Objective: To assess the severity of the acute toxicity and sub-acute toxicity of a novel recombinant human granulocyte-colony stimulating factor a (rhG-CSFa) in mice and the dose-effect relationship. Methods: Total 80 mice (equal numbers of male and female) were randomized into eight groups for the acute toxicity study: six groups were subcutaneously or intravenously injected with rhG-CSFa at 34, 345, and 3450 μg/kg, respectively, and two groups were injected with normal saline as the control. The physical status and body weight were monitored for the next 10 days. Another 50 mice (equal numbers of male and female) were randomized into five groups for the sub-acute toxicity study: four groups were subcutaneously injected with rhG-CSFa at 1.1, 11.5, 115, and 1150 μg/kg, respectively, and the other group was treated with normal saline as the control. The mice received injections for 3 weeks. The physical status and body weight were monitored. The mice were sacrificed after the last rhG-CSFa administration.

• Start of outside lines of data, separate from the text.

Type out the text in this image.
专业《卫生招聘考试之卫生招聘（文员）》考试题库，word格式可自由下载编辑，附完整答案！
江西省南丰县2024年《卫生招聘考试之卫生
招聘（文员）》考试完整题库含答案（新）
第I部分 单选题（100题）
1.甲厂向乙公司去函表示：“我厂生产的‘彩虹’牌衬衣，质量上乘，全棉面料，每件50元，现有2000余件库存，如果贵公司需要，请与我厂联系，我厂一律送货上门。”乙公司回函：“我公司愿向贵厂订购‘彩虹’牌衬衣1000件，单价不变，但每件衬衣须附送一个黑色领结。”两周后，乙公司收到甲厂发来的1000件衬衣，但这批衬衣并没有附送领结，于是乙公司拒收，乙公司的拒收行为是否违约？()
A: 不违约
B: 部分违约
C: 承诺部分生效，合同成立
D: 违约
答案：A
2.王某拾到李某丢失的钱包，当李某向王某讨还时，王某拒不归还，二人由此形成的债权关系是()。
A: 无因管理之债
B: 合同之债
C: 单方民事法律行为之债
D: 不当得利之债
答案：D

The numeration of leukocyte, bone marrow smear and blood smear were performed for each mouse. Results: Acute toxicity study indicated that no significant acute toxicity was observed in mice received rhG-CSFa administration. There was no significant difference of weight between the control and the treatment groups (P>0.05). Further study of sub-acute toxicity revealed that the absolute number of granular leukocytes in mice from three treatment groups were higher compared with the control group (P<0.01), and the increase of granular leukocytes was rhG-CSFa dose-dependent. No significant abnormalities were observed in this study. Conclusions: No significant toxicity was observed in mice received rhG-CSFa administration in the acute and sub-acute toxicity studies.